La grande hydraulique

Les tout premiers usages de l’énergie issue de l’eau étaient les moulins à eau de jadis. Aujourd’hui, la production d’électricité par captage d’eau réside dans les barrages, apparus au milieu du XIXe siècle. Le principe est simple : l’eau fait tourner une turbine, laquelle entraîne un générateur électrique qui à son tour injecte l’énergie électrique dans le réseau. On distingue deux filières : la petite et la grande hydraulique, la différence entre les deux appellations résidant d’une part dans la puissance électrique produite et d’autre part dans les seuils fixés par la commission européenne.

Le développement de l’énergie hydraulique

L’hydroélectricité commence à se développer principalement dans les années 1880, même si la turbine a été inventée en France en 1827. A la fin du XIXe siècle, les turbines électriques ont presque entièrement remplacé les usages mécaniques en Europe. La multiplication des réseaux et les courses aux économies d’échelle conduisent au développement de la grande hydraulique à partir des années 30, délaissant les petites installations. Aujourd’hui, les pays qui connaissent une explosion des grands barrages se situent principalement en Asie et en Amérique du Sud, ce qui suscite certains problèmes notamment au regard du respect des populations. La grande hydraulique est à distinguer de la petite, qui regroupe toutes les installations de faible puissance, elles-mêmes divisées en pico-centrale (inférieure à 20 kW), en microcentrale (de 20 kW à 500 kW), en mini-centrale (de 500 kW à 2 MW) et en petite centrale (de 2 à 10 MW). La grande concerne donc les barrages de puissance supérieure.

Les différents types d’ouvrages d’art

Plusieurs technologies permettent de profiter de la puissance fournie par l’eau.
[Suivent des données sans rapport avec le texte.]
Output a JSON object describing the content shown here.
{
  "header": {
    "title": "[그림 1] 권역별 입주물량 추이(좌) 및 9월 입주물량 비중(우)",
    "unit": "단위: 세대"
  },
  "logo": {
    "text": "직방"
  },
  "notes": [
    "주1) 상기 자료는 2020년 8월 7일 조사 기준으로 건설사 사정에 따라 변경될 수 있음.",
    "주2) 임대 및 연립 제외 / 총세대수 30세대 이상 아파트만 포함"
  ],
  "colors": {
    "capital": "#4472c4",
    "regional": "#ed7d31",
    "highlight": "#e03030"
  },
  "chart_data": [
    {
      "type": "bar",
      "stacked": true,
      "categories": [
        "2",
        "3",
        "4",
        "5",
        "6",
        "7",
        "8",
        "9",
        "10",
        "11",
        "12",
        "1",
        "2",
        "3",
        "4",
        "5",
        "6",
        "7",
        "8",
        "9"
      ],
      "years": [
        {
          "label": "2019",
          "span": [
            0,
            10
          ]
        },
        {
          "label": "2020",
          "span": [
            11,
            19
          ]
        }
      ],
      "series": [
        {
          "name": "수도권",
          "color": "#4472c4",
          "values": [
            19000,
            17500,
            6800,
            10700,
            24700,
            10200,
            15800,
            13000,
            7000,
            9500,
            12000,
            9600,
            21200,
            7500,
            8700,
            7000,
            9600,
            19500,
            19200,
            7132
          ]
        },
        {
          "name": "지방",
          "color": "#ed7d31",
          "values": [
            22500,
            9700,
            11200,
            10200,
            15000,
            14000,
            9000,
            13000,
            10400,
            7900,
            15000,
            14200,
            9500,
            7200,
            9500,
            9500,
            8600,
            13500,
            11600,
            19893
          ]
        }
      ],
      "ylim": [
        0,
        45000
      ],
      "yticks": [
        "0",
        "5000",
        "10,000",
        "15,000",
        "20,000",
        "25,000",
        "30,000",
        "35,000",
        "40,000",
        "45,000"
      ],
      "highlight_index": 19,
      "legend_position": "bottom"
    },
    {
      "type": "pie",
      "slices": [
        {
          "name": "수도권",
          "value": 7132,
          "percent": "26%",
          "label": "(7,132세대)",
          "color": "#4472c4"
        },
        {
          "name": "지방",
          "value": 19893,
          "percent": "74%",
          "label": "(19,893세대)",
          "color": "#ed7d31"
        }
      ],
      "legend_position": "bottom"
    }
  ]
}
L’hydraulique au fil de l’eau ne comporte pas de retenue d’eau ; la puissance procurée par la centrale dépend du débit instantané du fleuve, et varie selon les saisons et le climat ; cette technologie est principalement utilisée sur les grands fleuves. Celle de barrage requiert une retenue d’eau qui permet de réguler la production selon la demande ; c’est la technologie la plus répandue, mais qui crée des retenues artificielles inondant de vastes espaces naturels voire des zones habitées qu’il faut alors faire évacuer. Enfin, le pompage turbinage ne produit pas de l’électricité mais permet de stocker celle-ci ; une telle installation requiert deux retenues d’eau présentant une dénivellation entre elles et reliées par une conduite forcée.

Le fonctionnement d’une centrale hydroélectrique

Une centrale hydroélectrique comporte un barrage qui retient l’eau, une centrale qui produit l’électricité et des lignes électriques transportant l’électricité. Le premier sert à retenir l’écoulement naturel de l’eau, conduisant à l’accumulation d’une grande quantité d’eau dans un lac de retenue. Puis, l’ouverture des vannes permet à cette eau accumulée de s’engouffrer dans de longs tuyaux mécaniques, qui la conduisent vers la centrale, située en contrebas. À l’intérieur de celle-ci, la force de l’eau actionne une turbine, qui entraîne à son tour un alternateur, qui produit alors un courant électrique alternatif. En France, EDF en exploite 640, dont 150 d’une hauteur de plus de 20 mètres.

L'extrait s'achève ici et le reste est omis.